Often, a reader may not think about what foreign correspondents do in order to get a story.
I am a student, but I am practicing “boots on the ground” journalism and I am learning about what it takes to be a foreign correspondent, and believe me, it takes more than good writing skills.
A computer issue like mine is one of many obstacles that journalists abroad encounter. Depending on the situation, a reporter may have to cope with internet unavailability, no electricity, dangerous conditions, illness, harassment, and the list goes on.
However, what a journalist does is incredibly rewarding and filled with adventure. Recently, I got to immerse myself in the cultures of southern Morocco, where I learned about the people, witnessed age old traditions, visited a women’s cooperative and more. My search for a new, undiscovered story and knowledge of the country was all without the World Wide Web.
For the first time, I felt like a real foreign correspondent, not because of the great story I was finding, but because of the struggles I was having. I did not have a functioning computer, something that I would have considered absolutely necessary before now.
What I learned was that while I need a computer to type out articles – I guess I could handwrite one – not having one available to me 24/7 actually helped me make the most of my experience.
Instead of typing relentlessly, I pulled my little blue notepad out of my backpack, got a pen, and dedicated a page for each day.
Day one: I visited Fes and saw the first university – ever. It was stunning, with intricate Arabic script carved into the walls and tiny colorful tiles meticulously placed to create mesmerizing mosaics. What’s more? It was founded by a woman.
Day two: I think I ate some bad fruit, maybe it wasn’t washed properly. This made me very sick. Food poisoning is not good on long journeys. We stopped at a very kind woman’s house in the High Atlas mountains. She let me use her restroom. I will never forget her.
Day four: I finally felt better and chose to come out and see the coastal city of Essouira. It was awesome. My colleagues and I found a little restaurant with a live band playing some mix of blues and traditional North African music. I might go back there. We met some locals who know a lot about the music tourism scene there.
This was my first time as a reporter abroad and it was much different than reporting in the United States. I felt as if I was without resources, without an easy alternative.

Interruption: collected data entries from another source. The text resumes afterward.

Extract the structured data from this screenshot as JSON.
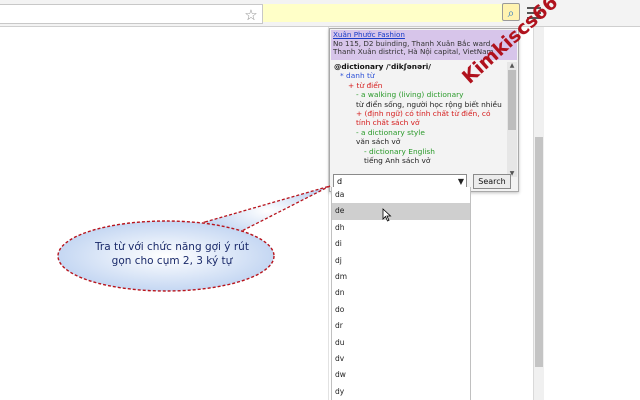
{
  "popup": {
    "header": {
      "link": "Xuân Phước Fashion",
      "address": "No 115, D2 buinding, Thanh Xuân Bắc ward, Thanh Xuân district, Hà Nội capital, VietNam"
    },
    "entry_lines": [
      {
        "text": "@dictionary /'dikʃənəri/",
        "style": "headword",
        "indent": 0
      },
      {
        "text": "* danh từ",
        "style": "pos",
        "indent": 6
      },
      {
        "text": "+ từ điển",
        "style": "red",
        "indent": 14
      },
      {
        "text": "- a walking (living) dictionary",
        "style": "green",
        "indent": 22
      },
      {
        "text": "từ điển sống, người học rộng biết nhiều",
        "style": "black",
        "indent": 22
      },
      {
        "text": "+ (định ngữ) có tính chất từ điển, có",
        "style": "red",
        "indent": 22
      },
      {
        "text": "tính chất sách vở",
        "style": "red",
        "indent": 22
      },
      {
        "text": "- a dictionary style",
        "style": "green",
        "indent": 22
      },
      {
        "text": "văn sách vở",
        "style": "black",
        "indent": 22
      },
      {
        "text": "- dictionary English",
        "style": "green",
        "indent": 30
      },
      {
        "text": "tiếng Anh sách vở",
        "style": "black",
        "indent": 30
      }
    ],
    "search": {
      "value": "d",
      "button_label": "Search",
      "dropdown_arrow": "▼"
    }
  },
  "suggestions": [
    "da",
    "de",
    "dh",
    "di",
    "dj",
    "dm",
    "dn",
    "do",
    "dr",
    "du",
    "dv",
    "dw",
    "dy"
  ],
  "active_suggestion_index": 1,
  "callout": {
    "line1": "Tra từ với chức năng gợi ý rút",
    "line2": "gọn cho cụm 2, 3 ký tự"
  },
  "watermark": "Kimkiscs66",
  "toolbar": {
    "star_glyph": "☆",
    "ext_glyph": "⌕"
  },
  "colors": {
    "header_bg": "#d7c5ea",
    "callout_fill": "#d4e3f7",
    "callout_border": "#b8141c",
    "watermark": "#b0121d"
  }
}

Without my laptop, I was not able to research what was going on around me every time I had a question or needed further information, something I normally do. If I have a question, I google it and read what has been written on it.
Instead, I was forced to pay more attention to real time things that were going on around me. I used my eyes to look for ideas, not Google.
When I had questions about the agriculture or politics of a region we were passing through, I asked Badrdine Boulaid, the program coordinator for the group I am with.
I talked to local people and made friends, like the guys at the restaurant, even when I did not need an interview.
I found my time traveling computer-less to be enlightening. However, I did learn that I do not want to be without one all the time. Shortly after my journey, I bought a replacement.